Among a handful of the local music-scene tributes to recently deceased Beastie Boy Adam Yauch, Time offered his respects for the fallen MC and activist on a new tune, "Too Sweet to Be Sour," a cross-Atlantic collaboration with British MC Akira the Don. The track opens with a crisp horn line looping over a pounding '80s analog kit reminiscent of Rick Rubin's License to Ill-era productions. The sampled chorus, Yauch's line "Too sweet to be sour/To nice to be mean," introduces each MC, whose verses mingle memories and some clever Beastie references.
For his part, Time has been busy lately, working on a new album called Newstalgia that's due out this fall, collaborating with Maudlin Magpie's Jason Horodyski on a project fusing folk and hip-hop, nabbing an engineering credit on Common's last record, and shooting two new music videos. We caught up with Time (aka Chris Steele) for a quick chat about his recent projects.
Westword: How did you link up with Akira? Had you guys worked together before?
Time: Yeah, I got on his last mixtape, Manga Music. It was all based on anime. We met on Twitter, actually. He was talking about getting on his new mixtape, and then after he heard the news about MCA, he made the track that night and sent it to me. He was like, "Can you get me something tomorrow night?" It's been getting played in London on the BBC and all that.
What did the Beastie Boys mean to you as an artist growing up?
They encouraged me. Stereotypes were broken with the Beastie Boys.... What I really respected from MCA was his activist work against the war in Iraq with his song "World Gone Mad," and all the support he gave to the Free Tibet movement.
What are you working on now?
I'm working on a new album. It's called Newstalgia. I got Jamie from Xiu Xiu on there. Common's dad, Lonnie, is on there. I got a production credit on Common's last album actually as an engineer. I recorded his dad's verse -- It was cool. It was in my apartment. It was surreal.
You recorded Common's dad in your apartment for his last album?
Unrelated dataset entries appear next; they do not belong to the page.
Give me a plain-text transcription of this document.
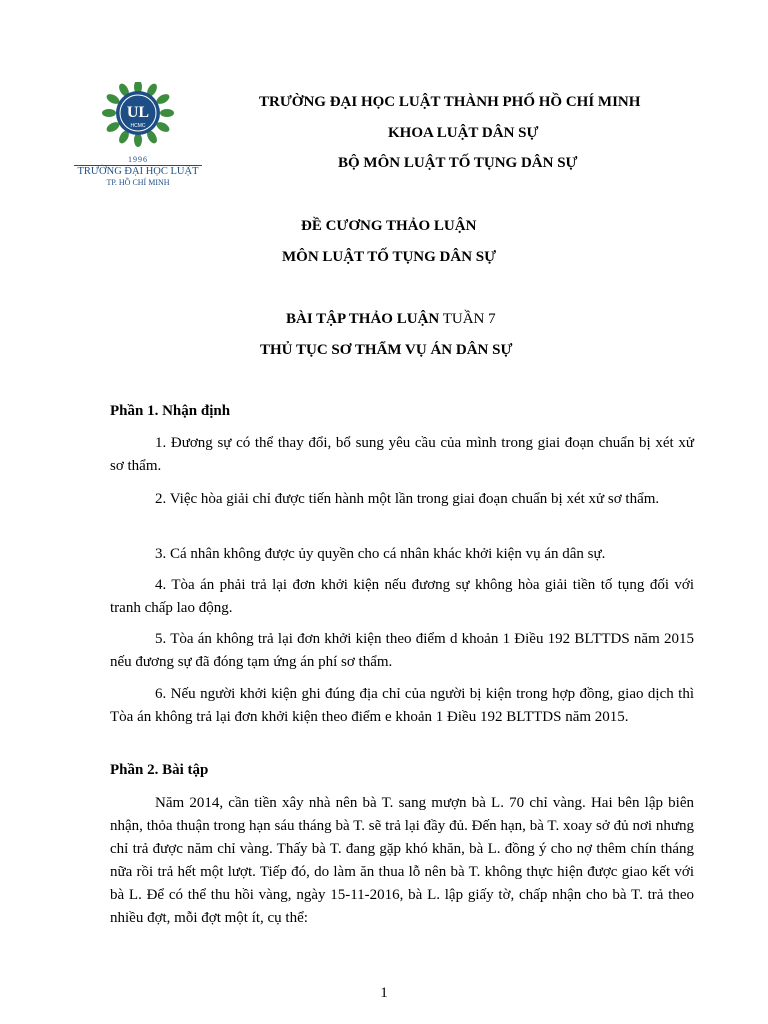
UL
HCMC
1996
TRƯỜNG ĐẠI HỌC LUẬT
TP. HỒ CHÍ MINH
TRƯỜNG ĐẠI HỌC LUẬT THÀNH PHỐ HỒ CHÍ MINH
KHOA LUẬT DÂN SỰ
BỘ MÔN LUẬT TỐ TỤNG DÂN SỰ
ĐỀ CƯƠNG THẢO LUẬN
MÔN LUẬT TỐ TỤNG DÂN SỰ
BÀI TẬP THẢO LUẬN TUẦN 7
THỦ TỤC SƠ THẨM VỤ ÁN DÂN SỰ
Phần 1. Nhận định
1. Đương sự có thể thay đổi, bổ sung yêu cầu của mình trong giai đoạn chuẩn bị xét xử sơ thẩm.
2. Việc hòa giải chỉ được tiến hành một lần trong giai đoạn chuẩn bị xét xử sơ thẩm.
3. Cá nhân không được ủy quyền cho cá nhân khác khởi kiện vụ án dân sự.
4. Tòa án phải trả lại đơn khởi kiện nếu đương sự không hòa giải tiền tố tụng đối với tranh chấp lao động.
5. Tòa án không trả lại đơn khởi kiện theo điểm d khoản 1 Điều 192 BLTTDS năm 2015 nếu đương sự đã đóng tạm ứng án phí sơ thẩm.
6. Nếu người khởi kiện ghi đúng địa chỉ của người bị kiện trong hợp đồng, giao dịch thì Tòa án không trả lại đơn khởi kiện theo điểm e khoản 1 Điều 192 BLTTDS năm 2015.
Phần 2. Bài tập
Năm 2014, cần tiền xây nhà nên bà T. sang mượn bà L. 70 chỉ vàng. Hai bên lập biên nhận, thỏa thuận trong hạn sáu tháng bà T. sẽ trả lại đầy đủ. Đến hạn, bà T. xoay sở đủ nơi nhưng chỉ trả được năm chỉ vàng. Thấy bà T. đang gặp khó khăn, bà L. đồng ý cho nợ thêm chín tháng nữa rồi trả hết một lượt. Tiếp đó, do làm ăn thua lỗ nên bà T. không thực hiện được giao kết với bà L. Để có thể thu hồi vàng, ngày 15-11-2016, bà L. lập giấy tờ, chấp nhận cho bà T. trả theo nhiều đợt, mỗi đợt một ít, cụ thể:
1
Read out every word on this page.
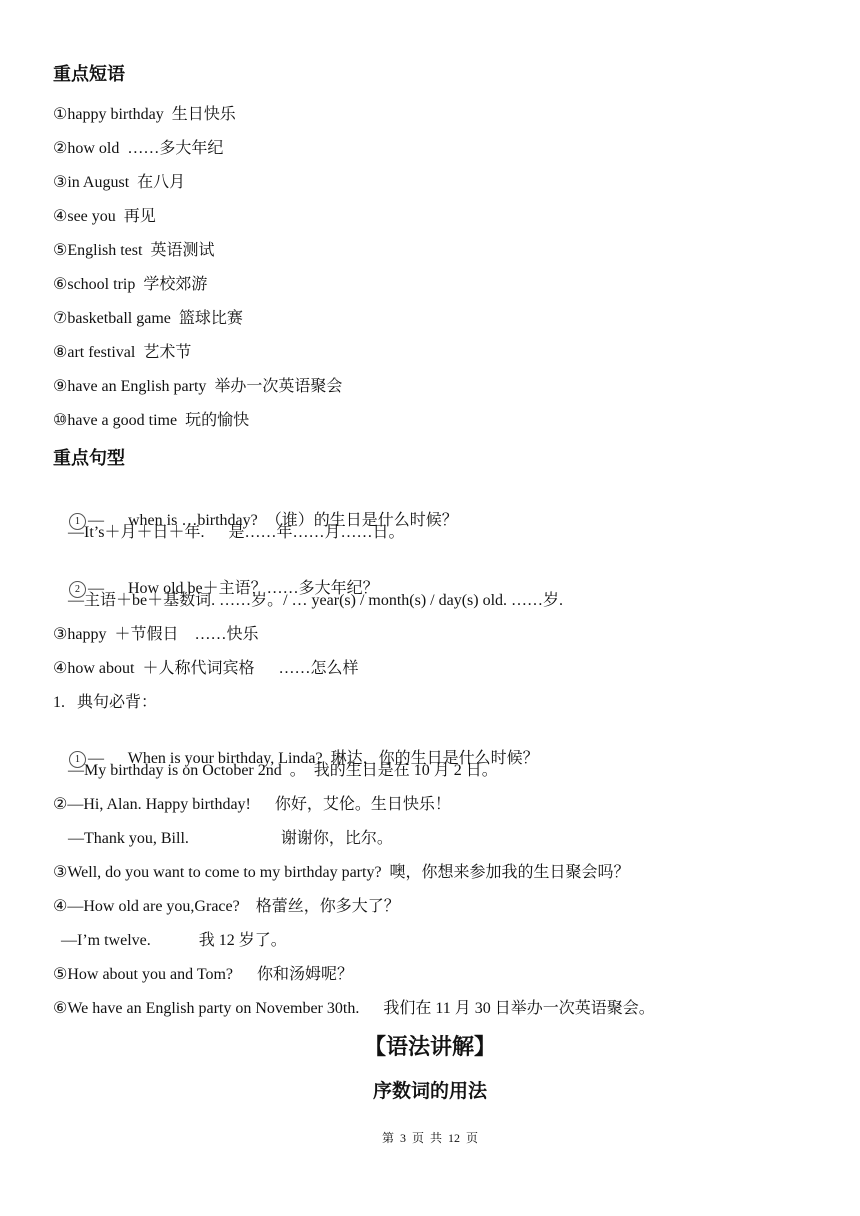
重点短语
①happy birthday  生日快乐
②how old  ……多大年纪
③in August  在八月
④see you  再见
⑤English test  英语测试
⑥school trip  学校郊游
⑦basketball game  篮球比赛
⑧art festival  艺术节
⑨have an English party  举办一次英语聚会
⑩have a good time  玩的愉快
重点句型

1 —      when is …birthday?  （谁）的生日是什么时候？

—It’s＋月＋日＋年.      是……年……月……日。

2 —      How old be＋主语？……多大年纪？

—主语＋be＋基数词. ……岁。/ … year(s) / month(s) / day(s) old. ……岁.
③happy  ＋节假日    ……快乐
④how about  ＋人称代词宾格      ……怎么样
1.   典句必背：

1 —      When is your birthday, Linda?  琳达，你的生日是什么时候？

—My birthday is on October 2nd  。  我的生日是在 10 月 2 日。
②—Hi, Alan. Happy birthday!      你好，艾伦。生日快乐！
—Thank you, Bill.                       谢谢你，比尔。
③Well, do you want to come to my birthday party?  噢，你想来参加我的生日聚会吗？
④—How old are you,Grace?    格蕾丝，你多大了？
—I’m twelve.            我 12 岁了。
⑤How about you and Tom?      你和汤姆呢？
⑥We have an English party on November 30th.      我们在 11 月 30 日举办一次英语聚会。
【语法讲解】
序数词的用法
第  3  页  共  12  页
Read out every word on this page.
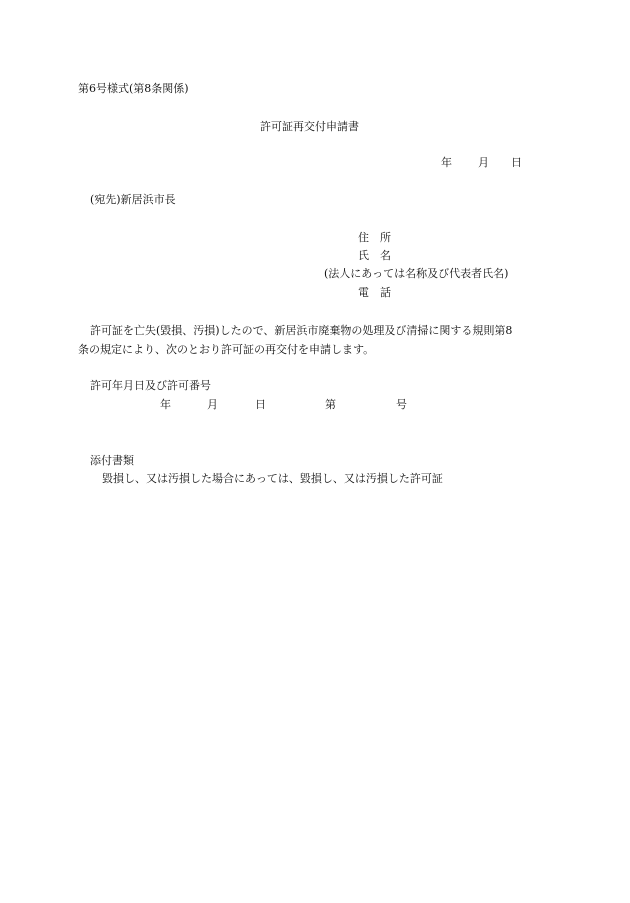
第6号様式(第8条関係)
許可証再交付申請書
年 月 日
(宛先)新居浜市長
住　所
氏　名
(法人にあっては名称及び代表者氏名)
電　話
許可証を亡失(毀損、汚損)したので、新居浜市廃棄物の処理及び清掃に関する規則第8
条の規定により、次のとおり許可証の再交付を申請します。
許可年月日及び許可番号
年	月	日	第	号
添付書類
毀損し、又は汚損した場合にあっては、毀損し、又は汚損した許可証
For the The Dream/The Believer, yeah.
How did that come about?
We were in 7-Eleven one day. Common's dad came in to get coffee because he lives over on Colfax. We just started talking to him and became friends. We've been friends for a year and a half or two. He just called me up one day and was like, "Your studio, do you think it would be good enough for my son's album?" I was like, "I don't know, but we can try," and he told me they needed it by tomorrow. We tried it. Warner Brothers was cool with it. It was crazy. He was on the phone saying he didn't know what they were talking about, so he handed me the phone, and it was No ID -- he did Watch the Throne and all that. He was telling me that he was gonna send over some stems
[audio files of tracks]
so Pops would know where to be.
What's he do on your album?
He does a poem. We released a video for it recently ["5th Horseman"]. He does a spoken-word piece in the middle of the track. It's kind of like the voice of reason.
Do you bubble with a lot of artists when you're working on music?
I kinda keep to myself. Two years ago, I did twelve albums in twelve months [aka the Hydra series], and that had a lot of local people on it, like Whygee and Doctor Oscify. I work with people. Have you heard Maudlin Magpie? I have them on the album. I've been working in the alternative scene.
Is it strange collaborating with a folk artist? What does that bring to the music when it takes your left-field hip-hop stuff and mixes with something like Maudlin Magpie?
It fits pretty smoothly. If I was doing Cherry Creek rap it would be strange, but our topics are pretty existential. It's called "This Is Not an Exit," and it's about different escapes that can be death-like in the moment. He does the chorus. We're doing an album together, and it's gonna be more mixed. He'll do some singing and I'll do some rapping, and we'll go back and forth. It's a lot different.
What is it about the music you make that resonates with fans so much?
I'm not sure. I've been questioning myself. I've noticed the honesty and the emotional side -- they used to call it emo rap -- but if that's the case, then you can call Tupac or Bob Dylan emo rap or emo rock. It's just the personal nature of it -- feelings. Everyday working-class stuff. You listen to a lot of commercial rappers, they aren't talking about working-class stuff. They're talking about extremely posh rap. Cherry Creek rap -- "I've got a Mercedes. I've got a chain. I've got a country club." That rap is cool. I like that rap myself, but it's more of a fantasy at that point, where I feel like I'm rich when I listen to it, but then I get out of my Nissan with three hubcaps.